II.         Questions en litige

[10]      Je suis d’avis que les questions en litige sont les suivantes :

1.         L’agent a-t-il agi de manière incorrecte ou déraisonnable en demandant à la demanderesse et à ses fils de prouver leur « résidence » ou leur « résidence continue » au Pakistan pour être admis dans la catégorie des réfugiés au sens de la Convention ou la catégorie de personnes de pays d’accueil, conformément à l’article 96 de la LIPR et aux articles 139 et 147 du RIPR?
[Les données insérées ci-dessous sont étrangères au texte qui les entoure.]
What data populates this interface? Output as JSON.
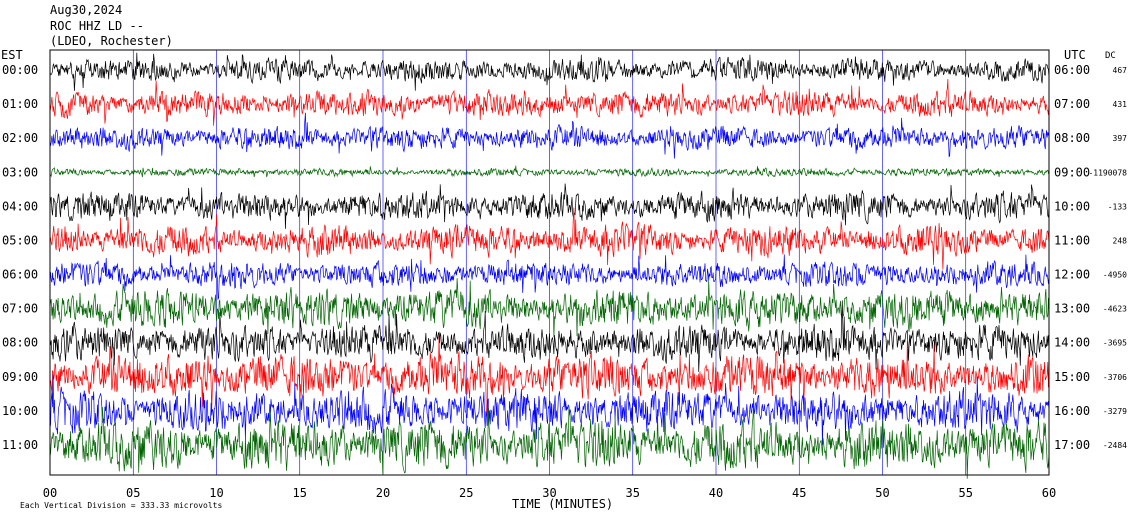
{
  "header": {
    "date": "Aug30,2024",
    "station": "ROC HHZ LD --",
    "network": "(LDEO, Rochester)"
  },
  "left_axis_title": "EST",
  "right_axis_title": "UTC",
  "dc_title": "DC",
  "footer": {
    "scale_note": "Each Vertical Division = 333.33 microvolts",
    "xlabel": "TIME (MINUTES)"
  },
  "colors": {
    "black": "#000000",
    "red": "#ff0000",
    "blue": "#0000ff",
    "green": "#006400"
  },
  "chart_data": {
    "type": "line",
    "title": "ROC HHZ LD --",
    "xlabel": "TIME (MINUTES)",
    "xlim": [
      0,
      60
    ],
    "x_ticks": [
      "00",
      "05",
      "10",
      "15",
      "20",
      "25",
      "30",
      "35",
      "40",
      "45",
      "50",
      "55",
      "60"
    ],
    "grid": true,
    "rows": [
      {
        "est": "00:00",
        "utc": "06:00",
        "dc": "467",
        "color": "black",
        "amplitude": 0.45
      },
      {
        "est": "01:00",
        "utc": "07:00",
        "dc": "431",
        "color": "red",
        "amplitude": 0.5
      },
      {
        "est": "02:00",
        "utc": "08:00",
        "dc": "397",
        "color": "blue",
        "amplitude": 0.45
      },
      {
        "est": "03:00",
        "utc": "09:00",
        "dc": "-1190078",
        "color": "green",
        "amplitude": 0.15
      },
      {
        "est": "04:00",
        "utc": "10:00",
        "dc": "-133",
        "color": "black",
        "amplitude": 0.55
      },
      {
        "est": "05:00",
        "utc": "11:00",
        "dc": "248",
        "color": "red",
        "amplitude": 0.6
      },
      {
        "est": "06:00",
        "utc": "12:00",
        "dc": "-4950",
        "color": "blue",
        "amplitude": 0.5
      },
      {
        "est": "07:00",
        "utc": "13:00",
        "dc": "-4623",
        "color": "green",
        "amplitude": 0.75
      },
      {
        "est": "08:00",
        "utc": "14:00",
        "dc": "-3695",
        "color": "black",
        "amplitude": 0.7
      },
      {
        "est": "09:00",
        "utc": "15:00",
        "dc": "-3706",
        "color": "red",
        "amplitude": 0.85
      },
      {
        "est": "10:00",
        "utc": "16:00",
        "dc": "-3279",
        "color": "blue",
        "amplitude": 0.8
      },
      {
        "est": "11:00",
        "utc": "17:00",
        "dc": "-2484",
        "color": "green",
        "amplitude": 0.95
      }
    ]
  }
}
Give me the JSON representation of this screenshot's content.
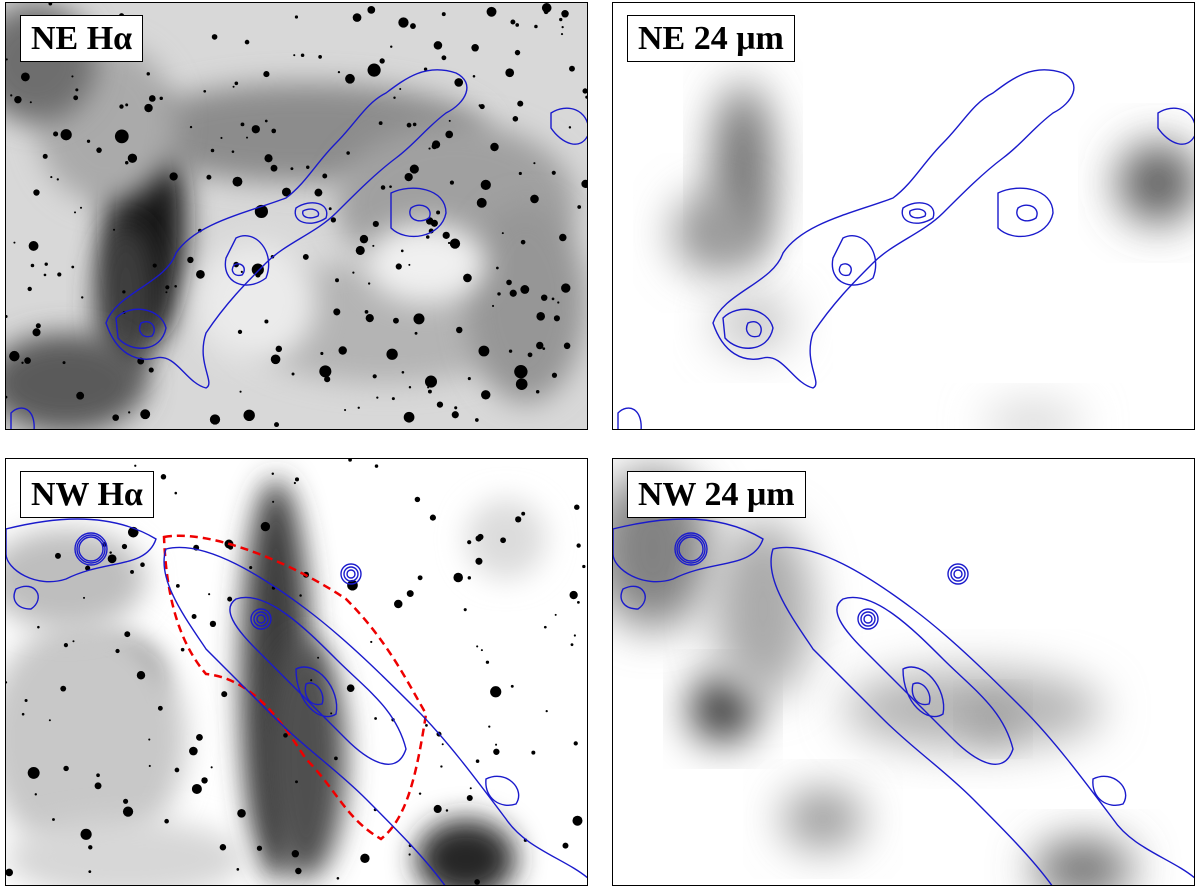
{
  "panels": [
    {
      "label": "NE Hα"
    },
    {
      "label": "NE 24 μm"
    },
    {
      "label": "NW Hα"
    },
    {
      "label": "NW 24 μm"
    }
  ]
}
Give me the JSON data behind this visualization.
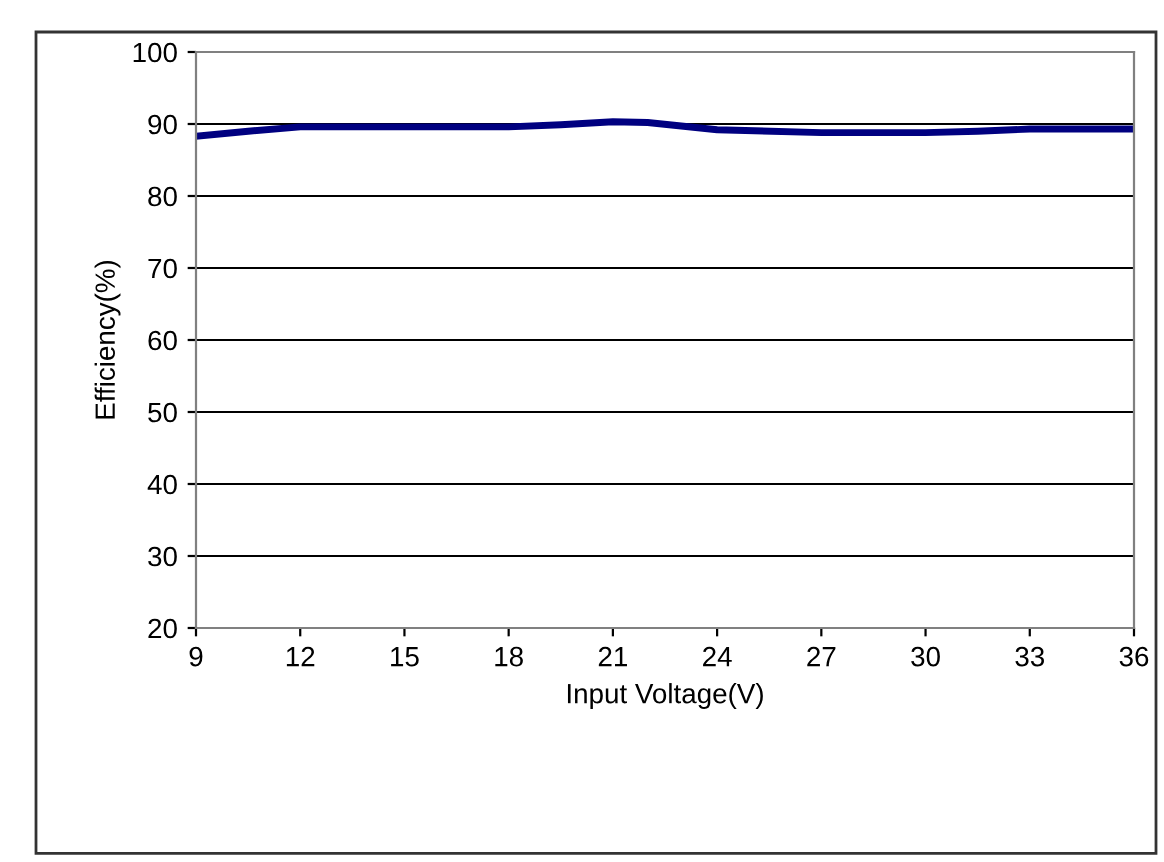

2.         L’agent a-t-il agi de manière déraisonnable en concluant que la demanderesse et ses fils ont faussement déclaré que leur pays de résidence était le Pakistan au lieu de l’Afghanistan?

3.         L’agent a-t-il enfreint les règles de justice naturelle en n’exposant pas aux demandeurs ses préoccupations concernant le fait de se réclamer à nouveau de la protection du pays dont ils ont la nationalité, ne leur donnant ainsi pas la possibilité de répondre?

III.        Discussion et analyse

A.        Critère de contrôle

[11]      En ce qui a trait au critère de contrôle, dans l’arrêt Dunsmuir c. Nouveau-Brunswick, 2008 CSC 9, [2008] 1 R.C.S. 190 (l’arrêt Dunsmuir), la Cour suprême du Canada a statué aux paragraphes 57 et 62 qu’il n’est pas nécessaire de se livrer à une analyse du critère de contrôle si « la jurisprudence établit déjà de manière satisfaisante le degré de déférence correspondant à une catégorie de questions en particulier ». Il est bien établi que la norme de la décision raisonnable est le critère de contrôle à appliquer pour déterminer si un demandeur appartient à la catégorie des réfugiés au sens de la Convention : décision Sakthivel c. Canada (Citoyenneté et Immigration), 2015 CF 292, au paragraphe 30, et décision Bakhtiari c. Canada (Citoyenneté et Immigration), 2013 CF 1229, au paragraphe 22. Au paragraphe 47 de l’arrêt Dunsmuir, la Cour suprême du Canada explique ce que doit faire une cour lorsqu’elle effectue une révision selon la norme de la décision raisonnable :

[…] La cour de révision se demande dès lors si la décision et sa justification possèdent les attributs de la raisonnabilité. Le caractère raisonnable tient principalement à la justification de la décision, à la transparence et à l’intelligibilité du processus décisionnel, ainsi qu’à l’appartenance de la décision aux issues possibles acceptables pouvant se justifier au regard des faits et du droit.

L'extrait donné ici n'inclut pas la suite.